Living in New York state, there is a new challenge where our state requires that any of us who sell items to anyone else in New York state must have that income collected by these affiliate companies. Amazon has tried to protest it by challenging the law in court, but the courts denied it, oddly enough by dodging the issue entirely, saying that Amazon, since its main offices aren't in the state, don't have the right to bring the challenge; it's being appealed.

The result of this is that many affiliates have dropped those of us who live in New York. I don't like it, but I don't blame them; that's a heck of a lot of work, and many affiliates don't make them tons of sales, so it's really not worth it to them to keep us in the loop.

So, I understand that. What I don't understand, though, is a letter I got from one of them. I'm not going to mention them here, but if you'd like to read about it you can follow this link to it. Anyway, the letter I received didn't say anything about New York or taxes or anything else. It was two paragraphs, very short paragraphs, that didn't make any sense. But the message was clear; they were dropping me for "hurting them".

As I wrote in the post about not always needing to know why, sometimes it's fine to just let something go and move on. However, there are other times when it's not so comfortable to just let it go. On this one, I felt I deserved a better response than what they gave me. They even put an email address in the letter to contact them if I had further questions, so I decided to take them up on it.

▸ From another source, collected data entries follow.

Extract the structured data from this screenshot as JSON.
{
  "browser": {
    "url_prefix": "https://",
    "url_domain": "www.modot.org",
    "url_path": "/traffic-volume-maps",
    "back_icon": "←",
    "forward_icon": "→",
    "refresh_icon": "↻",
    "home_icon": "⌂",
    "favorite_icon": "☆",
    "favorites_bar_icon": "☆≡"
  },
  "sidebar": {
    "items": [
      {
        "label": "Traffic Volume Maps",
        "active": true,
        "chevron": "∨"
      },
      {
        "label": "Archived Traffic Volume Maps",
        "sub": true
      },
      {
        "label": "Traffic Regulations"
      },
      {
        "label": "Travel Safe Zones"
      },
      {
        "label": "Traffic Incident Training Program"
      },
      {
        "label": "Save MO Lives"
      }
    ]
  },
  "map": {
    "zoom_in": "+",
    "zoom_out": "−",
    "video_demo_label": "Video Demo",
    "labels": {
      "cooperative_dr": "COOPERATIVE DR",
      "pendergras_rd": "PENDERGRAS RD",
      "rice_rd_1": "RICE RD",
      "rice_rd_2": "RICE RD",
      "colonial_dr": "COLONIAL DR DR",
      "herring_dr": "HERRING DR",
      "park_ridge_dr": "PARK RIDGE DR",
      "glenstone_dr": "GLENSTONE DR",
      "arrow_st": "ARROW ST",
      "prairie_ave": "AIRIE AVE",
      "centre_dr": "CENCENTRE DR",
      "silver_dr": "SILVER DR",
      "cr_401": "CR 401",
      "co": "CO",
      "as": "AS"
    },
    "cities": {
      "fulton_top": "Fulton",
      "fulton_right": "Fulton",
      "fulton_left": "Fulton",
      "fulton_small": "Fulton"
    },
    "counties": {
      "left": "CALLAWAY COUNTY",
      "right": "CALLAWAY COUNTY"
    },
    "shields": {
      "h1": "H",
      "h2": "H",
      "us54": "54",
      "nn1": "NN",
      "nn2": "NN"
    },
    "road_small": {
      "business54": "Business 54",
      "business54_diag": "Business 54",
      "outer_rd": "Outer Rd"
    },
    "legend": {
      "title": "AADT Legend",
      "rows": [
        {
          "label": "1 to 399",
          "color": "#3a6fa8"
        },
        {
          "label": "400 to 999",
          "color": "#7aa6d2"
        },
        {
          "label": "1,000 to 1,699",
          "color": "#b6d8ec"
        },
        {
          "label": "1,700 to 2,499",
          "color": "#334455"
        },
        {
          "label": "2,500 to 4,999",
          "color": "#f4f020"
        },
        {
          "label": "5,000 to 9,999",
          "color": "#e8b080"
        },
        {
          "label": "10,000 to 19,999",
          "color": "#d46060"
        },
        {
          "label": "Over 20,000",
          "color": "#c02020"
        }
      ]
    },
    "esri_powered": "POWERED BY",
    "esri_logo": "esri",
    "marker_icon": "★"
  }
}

For the record, I've always purchased this companies products, and I really felt honored that they were allowing me to help market their products.

But something I've always said is that, in business, employees are also customers, and therefore they deserve to be treated as such. In this instance, I might not have been a real employee, but the customer service they showed me was horrible. Many businesses treat employees the same way also. They don't tell the employees what's going on, then suddenly they drop a bomb on them and their lives are shaken. Does the corporation feel anything about it? No; all they care about is the money. Sure, some people might agonize a little bit, but overall, internal customer service is horrible, and leaves a bad taste in the mouth of newly former employees. And don't think that won't cause the company consternation when the reports of how the employees were treated; front page stuff, if not the lead story on the local news.

I've always stressed that customer service is probably the biggest thing most businesses have to deal with. Good publicity is always best, but it's fleeting. Bad publicity sticks around for a long time. How much are you willing to lose by not treating your employees with the same customer service courtesy that you hope your employees are imparting on your other customers?